Şimdi yeni şeyler söylemek lazım” (Mevlana)

Tövbe kapısı açık. Bir daha yapmamak üzere yapılacak olan tövbeler, hayat boyu uyulatcak kurallar bizleri bekliyor. “Ey iman edenler! Allah’a karşı gelmekten sakının ve herkes, yarın için önceden ne göndermiş olduğuna baksın. Allah’a karşı gelmekten sakının. Şüphesiz Allah yaptıklarınızdan hakkıyla haberdardır. Allah’ı unutan ve bu yüzden Allah’ın da kendilerine kendilerini unutturduğu kimseler gibi olmayın. İşte onlar fasık kimselerin ta kendileridir.” (Haşr suresi, 18-19)

İnsan amaçsız değildir. Allah’a kulluk için yaratılmıştır ve hiçbir zaman da başı boş bırakılmamış, ölüm, hayat, mal, evlat, hayır ve şer, doğruluk yalan, nimetlerle de imtihan edilmektedir.

Hayat enerjisini işte burada aramalıyız. Sorumluluk ve görev duygusunu yüreğimize koyduğumuzda zaman denilen o bilinmezin aslında hayır kapısı olduğu görülecektir.

Dil ile ikrar, kalp ile tasdik, beden ile ibadetten ibaret olan dinimizi öğrenme çabalarımızı daha ileri safhalara taşıma vakti geldi. İmanı kurtarma davasını cansuyu bilerek daha ötesini isteyelim.
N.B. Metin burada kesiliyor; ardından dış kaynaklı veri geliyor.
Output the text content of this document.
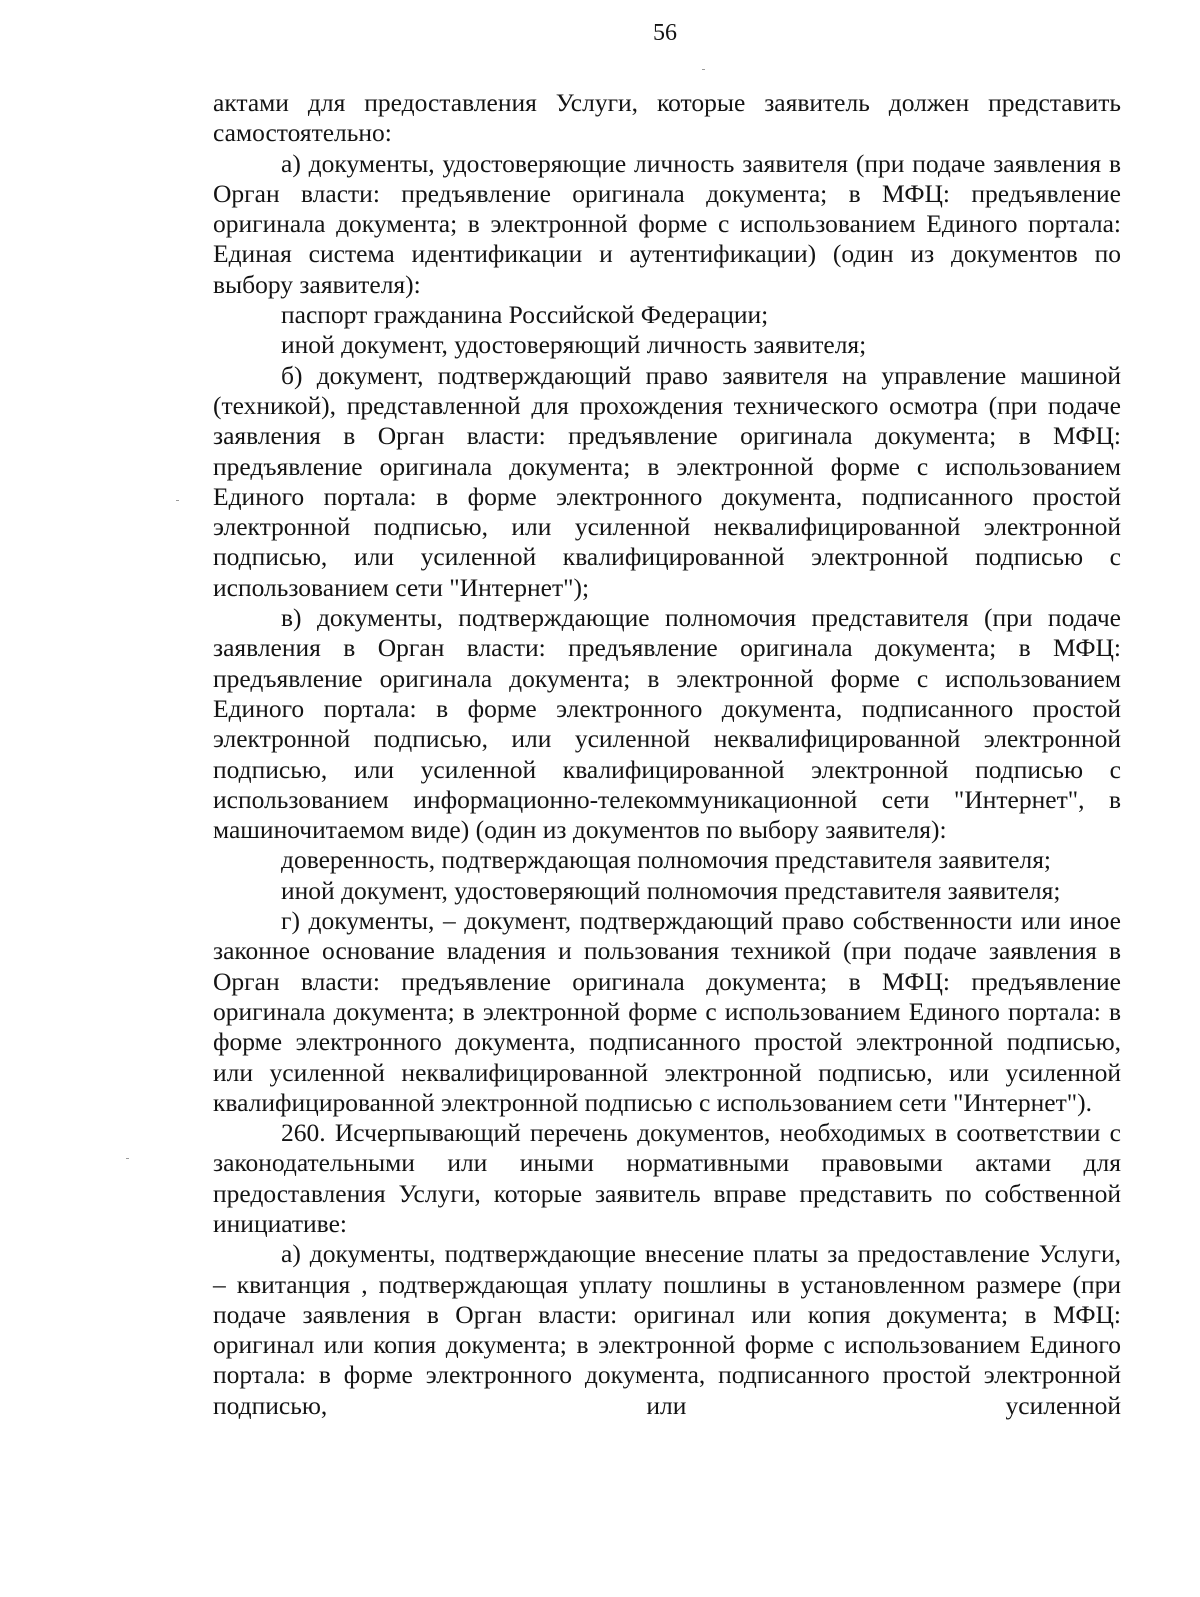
56

актами для предоставления Услуги, которые заявитель должен представить самостоятельно:

а) документы, удостоверяющие личность заявителя (при подаче заявления в Орган власти: предъявление оригинала документа; в МФЦ: предъявление оригинала документа; в электронной форме с использованием Единого портала: Единая система идентификации и аутентификации) (один из документов по выбору заявителя):

паспорт гражданина Российской Федерации;

иной документ, удостоверяющий личность заявителя;

б) документ, подтверждающий право заявителя на управление машиной (техникой), представленной для прохождения технического осмотра (при подаче заявления в Орган власти: предъявление оригинала документа; в МФЦ: предъявление оригинала документа; в электронной форме с использованием Единого портала: в форме электронного документа, подписанного простой электронной подписью, или усиленной неквалифицированной электронной подписью, или усиленной квалифицированной электронной подписью с использованием сети "Интернет");

в) документы, подтверждающие полномочия представителя (при подаче заявления в Орган власти: предъявление оригинала документа; в МФЦ: предъявление оригинала документа; в электронной форме с использованием Единого портала: в форме электронного документа, подписанного простой электронной подписью, или усиленной неквалифицированной электронной подписью, или усиленной квалифицированной электронной подписью с использованием информационно-телекоммуникационной сети "Интернет", в машиночитаемом виде) (один из документов по выбору заявителя):

доверенность, подтверждающая полномочия представителя заявителя;

иной документ, удостоверяющий полномочия представителя заявителя;

г) документы, – документ, подтверждающий право собственности или иное законное основание владения и пользования техникой (при подаче заявления в Орган власти: предъявление оригинала документа; в МФЦ: предъявление оригинала документа; в электронной форме с использованием Единого портала: в форме электронного документа, подписанного простой электронной подписью, или усиленной неквалифицированной электронной подписью, или усиленной квалифицированной электронной подписью с использованием сети "Интернет").

260. Исчерпывающий перечень документов, необходимых в соответствии с законодательными или иными нормативными правовыми актами для предоставления Услуги, которые заявитель вправе представить по собственной инициативе:

а) документы, подтверждающие внесение платы за предоставление Услуги, – квитанция , подтверждающая уплату пошлины в установленном размере (при подаче заявления в Орган власти: оригинал или копия документа; в МФЦ: оригинал или копия документа; в электронной форме с использованием Единого портала: в форме электронного документа, подписанного простой электронной подписью, или усиленной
Ahlâk, hukuk, iktisas ve estetik alanlardan alacağımız bilgileri iman-ibadet potasında aşkla karıp önümüzdeki yılı daha iyi geçirebilir, gereksiz pişmanlıklarla uğraşmayabiliriz.

Yeni olan her gün kendi fırsatını bizlere sunar. Dinimizi kendimize iş edinmeden aşk boyutuna taşırsak yüce Mevlanın esmasının tecellilerine mazhar oluruz.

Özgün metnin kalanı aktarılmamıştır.